Investigating Hydrological Variability in the Wuding River Basin: Implications for Water Resources Management under the Water–Human-Coupled Environment

  • Chiheng Dang,
  • Hongbo Zhang,
  • Vijay P. Singh,
  • Yinghao Yu,
  • Shuting Shao

DOI
https://doi.org/10.3390/w13020184
Journal volume & issue
Vol. 13, no. 2
p. 184

Abstract

Read online

Understanding and quantifying changes in hydrological systems due to human interference are critical for the implementation of adaptive management of global water resources in the changing environment. To explore the implications of hydrological variations for water resources management, the Wuding River Basin (WRB) in the Loess Plateau, China, was selected as a case study. Based on the Budyko-type equation with a time-varying parameter n, a human-induced water–energy balance (HWEB) model was proposed to investigate the hydrological variability in the WRB. The investigation showed that runoff continuously reduced by 0.424 mm/a during 1975–2010, with weakly reducing precipitation and increasing groundwater exploitation causing a decrease in groundwater storage at a rate of 1.07 mm/a, and actual evapotranspiration accounting for more than 90% of precipitation having an insignificantly decreasing trend with a rate of 0.53 mm/a under climate change (decrease) and human impact (increase).

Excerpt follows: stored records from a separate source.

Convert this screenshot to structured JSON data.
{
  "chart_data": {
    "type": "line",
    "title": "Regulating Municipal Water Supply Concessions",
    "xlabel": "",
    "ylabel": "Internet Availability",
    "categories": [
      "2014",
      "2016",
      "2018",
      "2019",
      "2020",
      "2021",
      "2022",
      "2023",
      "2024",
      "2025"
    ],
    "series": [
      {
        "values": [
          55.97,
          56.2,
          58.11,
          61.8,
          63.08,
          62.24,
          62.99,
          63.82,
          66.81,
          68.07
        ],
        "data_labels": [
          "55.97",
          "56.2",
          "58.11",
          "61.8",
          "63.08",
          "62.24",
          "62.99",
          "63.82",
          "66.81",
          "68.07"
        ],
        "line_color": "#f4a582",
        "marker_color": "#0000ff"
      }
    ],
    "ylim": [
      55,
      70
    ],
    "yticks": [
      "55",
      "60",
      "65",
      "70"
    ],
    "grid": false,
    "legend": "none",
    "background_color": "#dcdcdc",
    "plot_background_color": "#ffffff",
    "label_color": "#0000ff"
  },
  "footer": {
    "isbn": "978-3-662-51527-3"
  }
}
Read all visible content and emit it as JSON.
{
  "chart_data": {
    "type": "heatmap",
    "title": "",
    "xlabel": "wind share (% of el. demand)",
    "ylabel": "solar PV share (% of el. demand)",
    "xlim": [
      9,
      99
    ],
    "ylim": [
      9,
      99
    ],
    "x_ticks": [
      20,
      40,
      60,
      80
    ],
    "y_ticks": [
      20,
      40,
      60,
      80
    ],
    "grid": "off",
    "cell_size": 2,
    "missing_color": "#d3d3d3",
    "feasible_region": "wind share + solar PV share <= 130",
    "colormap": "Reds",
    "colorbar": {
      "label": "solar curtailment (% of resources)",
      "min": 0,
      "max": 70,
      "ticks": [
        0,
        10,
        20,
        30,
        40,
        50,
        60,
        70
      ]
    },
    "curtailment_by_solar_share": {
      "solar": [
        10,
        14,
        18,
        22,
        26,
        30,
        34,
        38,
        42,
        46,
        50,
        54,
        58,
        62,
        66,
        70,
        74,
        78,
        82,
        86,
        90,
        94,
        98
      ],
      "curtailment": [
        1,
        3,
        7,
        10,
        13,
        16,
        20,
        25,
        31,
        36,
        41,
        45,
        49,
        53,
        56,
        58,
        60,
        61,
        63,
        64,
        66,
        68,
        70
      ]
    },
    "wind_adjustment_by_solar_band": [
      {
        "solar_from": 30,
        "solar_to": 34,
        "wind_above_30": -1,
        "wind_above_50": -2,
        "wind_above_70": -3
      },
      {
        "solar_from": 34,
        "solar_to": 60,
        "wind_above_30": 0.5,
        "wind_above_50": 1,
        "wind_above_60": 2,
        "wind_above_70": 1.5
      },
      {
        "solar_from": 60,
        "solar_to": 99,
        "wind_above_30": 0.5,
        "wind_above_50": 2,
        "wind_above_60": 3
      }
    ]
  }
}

Attribution analysis indicated that human-induced underlying surface condition change played a dominant role in runoff reduction by driving an increase in actual evapotranspiration, and that mainly impacted the overall decrease in runoff compounded by climate change during the entire period. It is suggested that reducing the watershed evapotranspiration and controlling groundwater exploitation should receive greater attention in future basin management.